Now that I reconsider, using only 4 drives makes my statement incorrect. They are both equally likely to fail. The advantage of RAID1+0 comes when you have more than 4 disks. I'll still explain why, though.

Let me just state for the record that a mirror (RAID1) can survive with only one of its submirrors, but a stripe (RAID0) must contain all of its parts.

Let's first imagine a RAID1+0 setup. Let's say that there are six drives total. There are three mirrors, each with two submirrors. Let's call the mirrors A, B, and C and their respective submirrors 1 and 2. So the drives are labelled A1, A2, B1, B2, C1, and C2. If A1 fails, the A mirror is still active. Let's call that the initial failure state. If we then lose A2, then the RAID fails because mirror A fails and the stripe needs both parts of the stripe. But if we lose B1, B2, C1, or C2 then the RAID set remains active, because the mirrors, while most are in a degraded state, are all still active. So once in its initial degraded state, the chances of one other failure taking down the drive are 1 in 5. After that, 1 in 2. After that, 1 in 1.

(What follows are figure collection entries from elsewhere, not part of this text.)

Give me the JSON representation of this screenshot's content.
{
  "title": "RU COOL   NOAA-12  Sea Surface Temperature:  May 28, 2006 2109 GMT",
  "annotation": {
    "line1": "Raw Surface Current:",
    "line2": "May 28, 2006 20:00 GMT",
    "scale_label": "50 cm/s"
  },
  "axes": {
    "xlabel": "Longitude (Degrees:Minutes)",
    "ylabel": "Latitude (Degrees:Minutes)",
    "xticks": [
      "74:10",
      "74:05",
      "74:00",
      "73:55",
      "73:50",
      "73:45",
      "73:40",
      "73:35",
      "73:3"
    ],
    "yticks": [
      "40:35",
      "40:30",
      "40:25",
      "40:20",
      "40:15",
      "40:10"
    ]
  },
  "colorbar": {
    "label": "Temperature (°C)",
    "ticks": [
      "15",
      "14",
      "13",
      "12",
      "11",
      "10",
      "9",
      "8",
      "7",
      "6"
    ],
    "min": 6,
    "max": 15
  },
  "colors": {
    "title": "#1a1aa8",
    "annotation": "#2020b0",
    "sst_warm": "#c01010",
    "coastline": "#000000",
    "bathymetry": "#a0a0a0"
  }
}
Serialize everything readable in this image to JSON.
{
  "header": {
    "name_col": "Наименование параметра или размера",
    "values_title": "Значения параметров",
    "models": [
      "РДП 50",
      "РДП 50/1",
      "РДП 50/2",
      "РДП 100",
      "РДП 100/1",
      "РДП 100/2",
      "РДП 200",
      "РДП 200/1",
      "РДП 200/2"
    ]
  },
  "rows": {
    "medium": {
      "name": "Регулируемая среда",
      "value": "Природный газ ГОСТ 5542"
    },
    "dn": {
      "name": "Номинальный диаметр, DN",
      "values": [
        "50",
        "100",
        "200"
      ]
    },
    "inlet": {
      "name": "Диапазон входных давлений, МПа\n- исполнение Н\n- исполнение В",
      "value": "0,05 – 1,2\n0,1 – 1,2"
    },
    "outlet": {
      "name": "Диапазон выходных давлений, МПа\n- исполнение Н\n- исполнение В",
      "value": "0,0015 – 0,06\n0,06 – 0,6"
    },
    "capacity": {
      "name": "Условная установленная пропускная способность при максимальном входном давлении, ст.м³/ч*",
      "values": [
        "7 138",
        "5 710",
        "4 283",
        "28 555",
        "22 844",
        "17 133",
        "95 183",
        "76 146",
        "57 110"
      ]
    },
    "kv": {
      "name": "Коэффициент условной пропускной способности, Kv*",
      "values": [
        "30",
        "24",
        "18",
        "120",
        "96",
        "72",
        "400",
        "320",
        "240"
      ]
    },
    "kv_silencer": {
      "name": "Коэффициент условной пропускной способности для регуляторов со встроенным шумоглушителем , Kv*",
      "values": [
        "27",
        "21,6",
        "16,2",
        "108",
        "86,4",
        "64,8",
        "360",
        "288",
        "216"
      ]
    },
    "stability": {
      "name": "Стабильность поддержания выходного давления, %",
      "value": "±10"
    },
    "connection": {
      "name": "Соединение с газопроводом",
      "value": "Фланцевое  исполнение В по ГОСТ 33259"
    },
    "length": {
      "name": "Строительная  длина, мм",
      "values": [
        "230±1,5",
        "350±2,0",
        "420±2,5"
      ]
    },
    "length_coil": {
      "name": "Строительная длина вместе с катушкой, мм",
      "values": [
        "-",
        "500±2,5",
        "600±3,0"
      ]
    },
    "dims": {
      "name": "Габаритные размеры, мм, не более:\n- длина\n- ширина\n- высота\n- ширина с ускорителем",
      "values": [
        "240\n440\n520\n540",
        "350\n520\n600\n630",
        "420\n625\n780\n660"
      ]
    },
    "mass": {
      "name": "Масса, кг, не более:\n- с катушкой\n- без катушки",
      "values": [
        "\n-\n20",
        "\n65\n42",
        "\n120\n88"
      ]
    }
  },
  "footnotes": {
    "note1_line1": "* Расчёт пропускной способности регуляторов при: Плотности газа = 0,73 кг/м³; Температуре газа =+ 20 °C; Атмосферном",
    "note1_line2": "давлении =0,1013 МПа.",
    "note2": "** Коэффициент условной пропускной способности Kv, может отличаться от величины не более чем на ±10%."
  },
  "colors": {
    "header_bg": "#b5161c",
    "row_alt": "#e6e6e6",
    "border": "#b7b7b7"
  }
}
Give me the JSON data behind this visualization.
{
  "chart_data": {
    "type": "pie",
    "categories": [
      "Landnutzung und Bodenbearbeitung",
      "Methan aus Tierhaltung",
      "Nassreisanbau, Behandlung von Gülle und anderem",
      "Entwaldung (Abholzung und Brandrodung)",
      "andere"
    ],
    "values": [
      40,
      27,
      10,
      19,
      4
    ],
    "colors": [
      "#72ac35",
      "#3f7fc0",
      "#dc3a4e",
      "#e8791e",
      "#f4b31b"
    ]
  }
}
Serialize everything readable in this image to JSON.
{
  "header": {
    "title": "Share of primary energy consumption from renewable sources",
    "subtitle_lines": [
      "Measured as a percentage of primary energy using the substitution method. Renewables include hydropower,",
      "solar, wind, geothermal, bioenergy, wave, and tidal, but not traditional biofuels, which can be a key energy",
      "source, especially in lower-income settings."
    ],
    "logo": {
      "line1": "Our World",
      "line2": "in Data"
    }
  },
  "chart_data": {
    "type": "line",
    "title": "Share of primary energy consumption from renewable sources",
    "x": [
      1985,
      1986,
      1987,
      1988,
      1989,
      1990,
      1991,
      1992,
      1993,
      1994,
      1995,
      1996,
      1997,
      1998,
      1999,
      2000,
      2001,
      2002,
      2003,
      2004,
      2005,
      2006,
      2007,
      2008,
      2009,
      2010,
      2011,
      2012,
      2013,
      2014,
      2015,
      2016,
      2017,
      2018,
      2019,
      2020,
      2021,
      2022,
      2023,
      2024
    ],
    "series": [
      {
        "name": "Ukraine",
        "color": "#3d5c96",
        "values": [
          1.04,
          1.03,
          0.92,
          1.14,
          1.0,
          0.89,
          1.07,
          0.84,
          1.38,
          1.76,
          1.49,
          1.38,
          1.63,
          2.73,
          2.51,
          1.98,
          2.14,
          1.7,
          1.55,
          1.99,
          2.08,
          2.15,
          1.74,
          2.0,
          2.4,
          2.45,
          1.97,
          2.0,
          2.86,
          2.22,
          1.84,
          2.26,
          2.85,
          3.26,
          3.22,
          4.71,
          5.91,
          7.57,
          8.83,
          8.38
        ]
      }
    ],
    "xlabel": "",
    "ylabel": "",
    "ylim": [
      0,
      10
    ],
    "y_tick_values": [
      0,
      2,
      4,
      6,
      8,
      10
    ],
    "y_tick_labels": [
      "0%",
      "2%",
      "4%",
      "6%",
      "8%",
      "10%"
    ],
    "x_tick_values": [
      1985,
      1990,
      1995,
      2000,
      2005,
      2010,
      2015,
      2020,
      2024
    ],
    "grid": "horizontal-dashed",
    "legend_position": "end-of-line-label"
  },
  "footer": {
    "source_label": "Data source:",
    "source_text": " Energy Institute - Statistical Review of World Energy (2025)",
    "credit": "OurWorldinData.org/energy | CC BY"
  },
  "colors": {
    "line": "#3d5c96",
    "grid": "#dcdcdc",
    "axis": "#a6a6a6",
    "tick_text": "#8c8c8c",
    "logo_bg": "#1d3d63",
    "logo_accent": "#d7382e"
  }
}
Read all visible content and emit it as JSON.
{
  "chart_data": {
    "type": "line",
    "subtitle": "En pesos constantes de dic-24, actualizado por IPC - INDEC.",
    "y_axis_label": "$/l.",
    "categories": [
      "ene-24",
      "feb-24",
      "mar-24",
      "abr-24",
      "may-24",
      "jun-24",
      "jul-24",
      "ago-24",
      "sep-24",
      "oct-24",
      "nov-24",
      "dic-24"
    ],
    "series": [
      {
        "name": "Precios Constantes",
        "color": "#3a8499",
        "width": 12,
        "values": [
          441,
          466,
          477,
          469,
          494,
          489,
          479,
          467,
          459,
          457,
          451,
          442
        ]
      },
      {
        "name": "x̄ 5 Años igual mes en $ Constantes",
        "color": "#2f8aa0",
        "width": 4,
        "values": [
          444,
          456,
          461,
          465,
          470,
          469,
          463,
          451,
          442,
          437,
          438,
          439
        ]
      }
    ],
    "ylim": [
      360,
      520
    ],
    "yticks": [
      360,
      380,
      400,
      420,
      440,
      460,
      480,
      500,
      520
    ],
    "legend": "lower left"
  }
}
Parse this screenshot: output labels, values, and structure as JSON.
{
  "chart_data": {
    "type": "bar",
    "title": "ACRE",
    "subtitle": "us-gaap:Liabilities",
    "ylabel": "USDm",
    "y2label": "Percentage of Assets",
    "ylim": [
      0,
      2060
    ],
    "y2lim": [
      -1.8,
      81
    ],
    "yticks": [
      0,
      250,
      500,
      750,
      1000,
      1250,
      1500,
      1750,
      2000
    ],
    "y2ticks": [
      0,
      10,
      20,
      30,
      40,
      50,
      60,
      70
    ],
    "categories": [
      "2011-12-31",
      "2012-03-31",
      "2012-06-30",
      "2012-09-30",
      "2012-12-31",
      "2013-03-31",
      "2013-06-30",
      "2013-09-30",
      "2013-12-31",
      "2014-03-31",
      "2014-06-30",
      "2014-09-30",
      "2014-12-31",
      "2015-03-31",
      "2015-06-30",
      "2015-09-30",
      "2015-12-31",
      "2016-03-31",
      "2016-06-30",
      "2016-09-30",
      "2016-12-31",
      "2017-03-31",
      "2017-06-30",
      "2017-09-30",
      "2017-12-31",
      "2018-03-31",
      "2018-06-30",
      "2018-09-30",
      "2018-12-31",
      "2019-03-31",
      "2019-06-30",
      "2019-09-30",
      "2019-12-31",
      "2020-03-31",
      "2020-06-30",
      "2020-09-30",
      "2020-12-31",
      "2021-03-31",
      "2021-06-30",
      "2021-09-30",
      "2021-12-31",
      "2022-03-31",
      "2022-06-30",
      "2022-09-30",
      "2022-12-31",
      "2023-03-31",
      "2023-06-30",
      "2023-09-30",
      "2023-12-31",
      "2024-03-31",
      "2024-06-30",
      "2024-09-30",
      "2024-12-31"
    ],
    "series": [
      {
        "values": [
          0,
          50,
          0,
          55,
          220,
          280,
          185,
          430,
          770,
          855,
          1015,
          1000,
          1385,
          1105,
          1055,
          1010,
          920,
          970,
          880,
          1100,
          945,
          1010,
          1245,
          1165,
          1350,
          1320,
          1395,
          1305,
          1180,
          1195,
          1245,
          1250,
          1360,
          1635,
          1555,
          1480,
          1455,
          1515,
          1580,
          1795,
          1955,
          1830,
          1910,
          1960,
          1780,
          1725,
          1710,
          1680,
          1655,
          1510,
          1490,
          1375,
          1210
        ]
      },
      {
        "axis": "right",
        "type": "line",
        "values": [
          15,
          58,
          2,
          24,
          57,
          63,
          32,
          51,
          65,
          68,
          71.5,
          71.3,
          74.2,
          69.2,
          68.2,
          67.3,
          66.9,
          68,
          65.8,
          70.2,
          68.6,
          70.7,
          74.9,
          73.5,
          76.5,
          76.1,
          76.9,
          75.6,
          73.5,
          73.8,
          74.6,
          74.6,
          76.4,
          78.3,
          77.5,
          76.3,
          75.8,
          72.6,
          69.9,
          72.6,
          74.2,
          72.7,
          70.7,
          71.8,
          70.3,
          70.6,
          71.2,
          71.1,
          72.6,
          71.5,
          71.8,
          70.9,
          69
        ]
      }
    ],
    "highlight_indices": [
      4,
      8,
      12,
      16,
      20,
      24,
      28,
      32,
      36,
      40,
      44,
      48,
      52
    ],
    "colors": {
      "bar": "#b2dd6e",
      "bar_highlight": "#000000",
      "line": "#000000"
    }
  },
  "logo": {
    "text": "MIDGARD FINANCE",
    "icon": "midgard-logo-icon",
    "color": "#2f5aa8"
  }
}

Let's now imagine a RAID0+1 setup. There are still six drives, but now we have two striped sets, each with three drives, that are mirrored together. Let's call the striped sets A and B and their respective internal drives 1, 2, and 3. So we have drives A1, A2, A3, B1, B2, and B3. If A1 fails, the A stripe is disabled. It no longer has the data necessary to function. If we now lose any drive in the B stripe, the B stripe goes down and the RAID ceases to function. So after its initial degraded state, the chances of another single drive failure causing the RAID to go offline are 3 in 5. After that, 3 in 4. After that, 1 in 1.

So it's a statstics game, but it's not even close. And the odds become even further separated as you add more drives.